Fue una media hora de parón que la gente aprovechó para refrigerarse en el bar. No se fue nadie. Otros aprovecharon para buscar algunas de las sillas vacías frente al escenario, toda vez, que a través de la web habían comprado esa zona A, pero al llegar a las Murallas se encontraron con alguna que otra clase de error y se encontraron ubicados en el lateral y atrás.
Al volver la luz, Ana Belén siguió con su luminoso, cálido y profesional show, como si nada hubiera pasado. A más de un nuevo divo moderno el apagón le habría cortado el rollo de tal manera que a saber. A ella, no. Nada puede con ella. Incombustible siguió con un show que si no fuera por la categoría y la popularidad de algunos de sus temas podría calificarse casi de íntimo.
Como son 74 años, Ana Belén, que no escatima energía sobre el escenario, la que le queda y mucha más de la esperable con esa edad, se sienta en algunas canciones, mientras baila en otras. Nada que un taburete o que un altavoz de retorno no solvente.
El generador fallaría, pero el despliegue de sonido fue imponente, más aún si se compara con el del viernes de Siempre Así.
La adaptación del clásico de Billy Joel, El Hombre del Piano, es otro clásico por derecho propio y Ana Belén la canta con la misma energía que hace tres décadas. Caldea al público ya entregado y encara la recta final.
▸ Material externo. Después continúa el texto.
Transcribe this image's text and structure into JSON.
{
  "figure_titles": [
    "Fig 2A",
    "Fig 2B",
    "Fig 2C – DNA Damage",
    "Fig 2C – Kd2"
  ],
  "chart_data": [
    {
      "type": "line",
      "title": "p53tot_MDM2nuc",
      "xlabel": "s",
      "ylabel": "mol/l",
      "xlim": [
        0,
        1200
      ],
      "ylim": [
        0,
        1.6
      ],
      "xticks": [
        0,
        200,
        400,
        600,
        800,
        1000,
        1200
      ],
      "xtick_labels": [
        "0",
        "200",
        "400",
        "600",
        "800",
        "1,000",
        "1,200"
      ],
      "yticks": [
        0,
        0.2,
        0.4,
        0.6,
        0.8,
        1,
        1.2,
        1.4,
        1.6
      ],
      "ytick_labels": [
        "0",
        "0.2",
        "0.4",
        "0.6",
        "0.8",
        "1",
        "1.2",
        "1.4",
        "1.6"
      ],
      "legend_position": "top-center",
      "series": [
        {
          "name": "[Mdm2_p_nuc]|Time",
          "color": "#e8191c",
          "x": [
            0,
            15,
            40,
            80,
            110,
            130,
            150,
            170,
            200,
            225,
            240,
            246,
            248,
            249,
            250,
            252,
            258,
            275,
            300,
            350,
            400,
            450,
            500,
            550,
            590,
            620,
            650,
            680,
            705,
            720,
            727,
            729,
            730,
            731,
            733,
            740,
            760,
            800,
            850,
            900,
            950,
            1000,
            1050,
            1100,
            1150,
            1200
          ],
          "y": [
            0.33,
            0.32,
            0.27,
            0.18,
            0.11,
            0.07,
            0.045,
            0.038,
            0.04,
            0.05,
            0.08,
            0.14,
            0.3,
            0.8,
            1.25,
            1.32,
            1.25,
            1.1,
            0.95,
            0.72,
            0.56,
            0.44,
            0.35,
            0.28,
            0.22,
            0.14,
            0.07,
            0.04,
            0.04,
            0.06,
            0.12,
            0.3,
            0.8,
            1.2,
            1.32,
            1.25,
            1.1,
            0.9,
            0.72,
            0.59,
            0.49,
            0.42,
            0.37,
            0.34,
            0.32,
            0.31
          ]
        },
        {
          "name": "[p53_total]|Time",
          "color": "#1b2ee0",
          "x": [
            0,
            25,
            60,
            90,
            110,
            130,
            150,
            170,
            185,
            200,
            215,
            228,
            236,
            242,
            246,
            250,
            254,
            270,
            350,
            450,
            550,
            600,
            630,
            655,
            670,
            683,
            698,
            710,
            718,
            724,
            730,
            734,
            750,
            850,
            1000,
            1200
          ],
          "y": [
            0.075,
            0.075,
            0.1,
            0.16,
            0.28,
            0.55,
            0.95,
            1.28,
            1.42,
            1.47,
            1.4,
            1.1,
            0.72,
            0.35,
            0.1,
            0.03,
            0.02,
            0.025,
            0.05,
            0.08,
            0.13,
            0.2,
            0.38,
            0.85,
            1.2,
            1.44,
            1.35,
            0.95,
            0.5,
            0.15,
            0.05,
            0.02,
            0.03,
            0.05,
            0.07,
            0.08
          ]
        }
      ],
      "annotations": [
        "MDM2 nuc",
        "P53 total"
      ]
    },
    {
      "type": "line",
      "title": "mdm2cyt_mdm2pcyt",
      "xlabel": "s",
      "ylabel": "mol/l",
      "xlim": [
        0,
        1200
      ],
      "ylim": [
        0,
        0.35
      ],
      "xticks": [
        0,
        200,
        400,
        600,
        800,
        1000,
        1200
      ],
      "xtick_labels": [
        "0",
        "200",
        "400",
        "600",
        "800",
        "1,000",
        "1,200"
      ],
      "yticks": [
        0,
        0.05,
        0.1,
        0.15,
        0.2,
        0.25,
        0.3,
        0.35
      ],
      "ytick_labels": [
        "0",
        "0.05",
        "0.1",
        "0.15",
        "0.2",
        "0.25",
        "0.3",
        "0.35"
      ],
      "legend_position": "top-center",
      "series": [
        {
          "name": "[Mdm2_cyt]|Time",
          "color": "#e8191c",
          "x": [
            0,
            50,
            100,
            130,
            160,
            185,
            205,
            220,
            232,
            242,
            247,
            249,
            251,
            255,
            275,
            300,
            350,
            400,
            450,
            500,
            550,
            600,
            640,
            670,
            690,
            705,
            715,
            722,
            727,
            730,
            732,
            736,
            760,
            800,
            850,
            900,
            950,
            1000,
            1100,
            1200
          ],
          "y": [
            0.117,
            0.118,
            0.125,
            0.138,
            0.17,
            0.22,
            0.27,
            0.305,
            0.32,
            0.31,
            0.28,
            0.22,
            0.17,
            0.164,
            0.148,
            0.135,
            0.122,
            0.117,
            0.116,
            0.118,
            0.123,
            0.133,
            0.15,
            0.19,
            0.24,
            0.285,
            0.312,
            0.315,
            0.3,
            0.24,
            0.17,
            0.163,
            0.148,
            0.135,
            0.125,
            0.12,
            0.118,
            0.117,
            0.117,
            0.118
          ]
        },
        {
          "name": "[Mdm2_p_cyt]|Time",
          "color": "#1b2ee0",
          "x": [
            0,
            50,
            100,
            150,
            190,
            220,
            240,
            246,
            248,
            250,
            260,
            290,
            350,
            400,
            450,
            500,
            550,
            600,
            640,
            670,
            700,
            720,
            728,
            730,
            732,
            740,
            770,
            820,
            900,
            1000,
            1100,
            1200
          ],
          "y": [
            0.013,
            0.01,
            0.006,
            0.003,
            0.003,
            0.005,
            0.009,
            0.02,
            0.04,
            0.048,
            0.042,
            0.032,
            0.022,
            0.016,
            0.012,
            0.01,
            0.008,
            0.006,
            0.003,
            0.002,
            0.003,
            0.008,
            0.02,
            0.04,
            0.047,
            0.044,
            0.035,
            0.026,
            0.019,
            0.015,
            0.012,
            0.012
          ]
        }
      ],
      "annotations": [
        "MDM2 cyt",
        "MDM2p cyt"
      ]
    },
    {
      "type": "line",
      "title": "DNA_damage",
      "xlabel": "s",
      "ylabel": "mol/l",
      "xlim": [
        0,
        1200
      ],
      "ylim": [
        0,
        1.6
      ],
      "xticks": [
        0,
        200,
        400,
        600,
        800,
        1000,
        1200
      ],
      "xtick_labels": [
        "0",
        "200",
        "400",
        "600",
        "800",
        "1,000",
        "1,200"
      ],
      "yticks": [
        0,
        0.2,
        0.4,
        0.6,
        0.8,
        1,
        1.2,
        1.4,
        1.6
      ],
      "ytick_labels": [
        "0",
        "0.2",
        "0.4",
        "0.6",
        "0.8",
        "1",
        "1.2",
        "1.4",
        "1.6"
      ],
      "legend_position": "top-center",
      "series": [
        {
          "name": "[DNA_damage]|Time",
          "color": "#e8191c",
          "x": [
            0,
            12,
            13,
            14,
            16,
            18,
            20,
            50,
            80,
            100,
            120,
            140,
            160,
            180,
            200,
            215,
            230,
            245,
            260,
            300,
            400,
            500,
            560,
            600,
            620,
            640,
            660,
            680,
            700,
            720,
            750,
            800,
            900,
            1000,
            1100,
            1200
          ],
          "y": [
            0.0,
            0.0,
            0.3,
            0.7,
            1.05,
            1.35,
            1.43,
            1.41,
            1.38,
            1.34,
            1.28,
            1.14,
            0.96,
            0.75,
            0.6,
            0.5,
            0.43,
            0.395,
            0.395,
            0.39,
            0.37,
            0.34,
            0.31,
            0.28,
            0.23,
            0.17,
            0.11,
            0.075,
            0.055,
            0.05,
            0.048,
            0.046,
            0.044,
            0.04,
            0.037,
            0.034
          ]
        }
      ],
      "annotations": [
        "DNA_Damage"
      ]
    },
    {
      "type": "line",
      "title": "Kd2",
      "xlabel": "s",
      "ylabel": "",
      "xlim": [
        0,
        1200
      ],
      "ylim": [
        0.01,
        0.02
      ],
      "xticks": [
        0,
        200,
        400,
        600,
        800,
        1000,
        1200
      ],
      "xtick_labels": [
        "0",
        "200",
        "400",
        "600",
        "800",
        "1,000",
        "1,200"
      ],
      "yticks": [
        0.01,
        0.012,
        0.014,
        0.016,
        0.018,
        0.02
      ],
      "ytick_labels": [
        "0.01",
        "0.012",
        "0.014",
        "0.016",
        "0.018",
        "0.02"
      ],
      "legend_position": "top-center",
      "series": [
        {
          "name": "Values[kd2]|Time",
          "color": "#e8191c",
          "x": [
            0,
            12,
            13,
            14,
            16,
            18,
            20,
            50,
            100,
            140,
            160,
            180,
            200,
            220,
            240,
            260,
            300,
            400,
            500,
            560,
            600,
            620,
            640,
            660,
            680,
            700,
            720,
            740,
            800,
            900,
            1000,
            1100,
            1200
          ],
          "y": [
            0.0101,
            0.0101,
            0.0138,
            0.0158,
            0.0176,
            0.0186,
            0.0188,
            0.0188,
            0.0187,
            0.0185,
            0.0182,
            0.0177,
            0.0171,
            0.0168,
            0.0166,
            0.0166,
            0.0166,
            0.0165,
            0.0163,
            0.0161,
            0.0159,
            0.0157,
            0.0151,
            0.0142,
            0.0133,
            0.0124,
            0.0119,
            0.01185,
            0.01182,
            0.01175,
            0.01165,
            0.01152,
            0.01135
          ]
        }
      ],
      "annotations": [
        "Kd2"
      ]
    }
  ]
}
Antes tuvo solidaridad con Gaza y concretamente con las mujeres, las que más sufren siempre en cualquier conflicto. La artista leyó íntegra la última alerta lanzada por Mujeres ONU para expresar su solidaridad, arrancando tibios aplausos en el público y sirvió para presentar uno de esos temas nuevos ‘Que No Hablen En Mi Nombre’.
Del disco nuevo prenden en los corazones de sus fans, el single con el que lo está promocionando ‘Bachátame’, una bachata bien trabajada en la estela de la moda que tanto rédito le da por ejemplo a Karol G, pero en un tono más clásico. Y también gusta ‘Mala Para Los Huesos Esta Humedad’, un canto nostálgico compuesto por su pareja, Víctor Manuel. Mucho mejor en directo que en la versión de estudio:
“Ya no hay veranos buenos como los de antes
Parecían durar una eternidad
Hacías el amor casi en cualquier parte
Sólo echabas de menos poder volar”.
Deleitó el regalo que le hizo en su día Sabina -no hay como tener amigos-, ‘Peces de Ciudad’, y para los bises el patio de butacas clamaba en silencio por La Puerta de Alcalá, clásico entre los clásicos de la música popular española. Ahí se cerró la noche con la gente puesta en pie, cantando, bailando y rendida a la trayectoria y profesionalidad de una artista icónica que sería imposible no nombrar para explicar la música popular del país de las últimas 4 décadas.